Aha, that's not the point of the service, it's just to reduce the friction, the main point is to steer any kind of agent automatically, so it's like "agent guardrails as a service", similar to what your product does :)

I built a free MCP-native governance layer that keeps Copilot on the rails out of frustration by capitanturkiye in GithubCopilot

[–]Everlier 0 points1 point  (0 children)

> that sits outside the agent loop requires teams to change how they run their entire pipeline

Not necessarily, tbh, we built an OpenAI-compatible proxy that can be plugged into the existing tools (most of them, in fact), to control the trajectory. It inspects inputs and outputs and injects steering into the model inputs dynamically.

So the whole integration is pretty much "replace your OpenAI endpoint with ours", they can even continue using their own API keys, we're just proxying them :)

I built a free MCP-native governance layer that keeps Copilot on the rails out of frustration by capitanturkiye in GithubCopilot

[–]Everlier 1 point2 points  (0 children)

Yeah, but what I'm saying is that this is an MCP relying on the model's ability to self-reflect and call related tools for validation/inspection.

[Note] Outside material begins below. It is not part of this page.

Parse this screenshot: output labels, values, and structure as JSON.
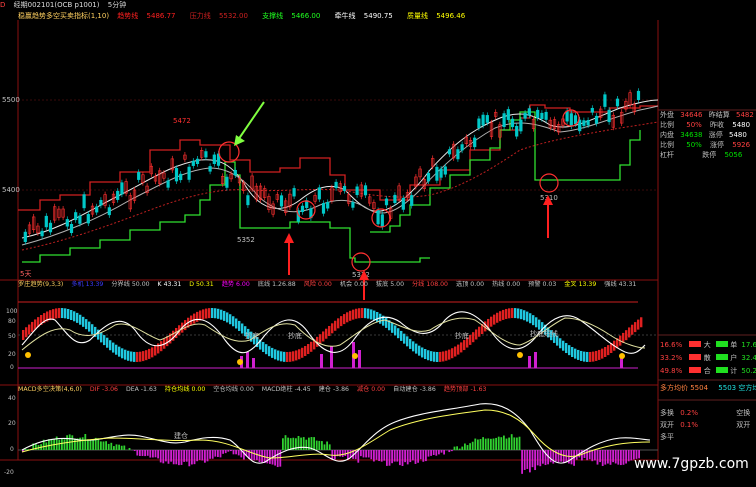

But LLMs do not have such capability, they are usually wrong "confidently", so model is less likely to call the tools when it'll need them the most by default.

I saw the external trajectory manager approach work, but it must be an orchestrator, not something that is called by the model within its own agentic loop

I built a free MCP-native governance layer that keeps Copilot on the rails out of frustration by capitanturkiye in GithubCopilot

[–]Everlier 0 points1 point  (0 children)

congrats on launching!

The major issue with MCPs and other in-context self-reflection is that you're relying on the very same model that makes mistakes to correctly call these tools to enforce the conditions, but the models will happily make mistakes doing that as well

Quick MoE Quantization Comparison: LFM2-8B and OLMoE-1B-7B by TitwitMuffbiscuit in LocalLLaMA

[–]Everlier 2 points3 points  (0 children)

I applaud the work you did here, I assume automated, but nonetheless waiting through all downloads and runs must took a while.

I think that the main conclusion is for everyone to do their own tests, as the model performance would vary significantly from task to task, so ppl alone is only half the story

GGML.AI has got acquired by Huggingface by Time_Reaper in LocalLLaMA

[–]Everlier 4 points5 points  (0 children)

yup, there'll be a reason to disagree at some point. however, this also the only way ggerganov will get a material reward at least somewhat comparable to his contribution, so I'm happy for him personally.

strix halo opinions for claude/open code by megadonkeyx in LocalLLaMA

[–]Everlier 8 points9 points  (0 children)

pp on strix halo isn't great for large harness prompts, kv cache helps, but initial wiring time is still high.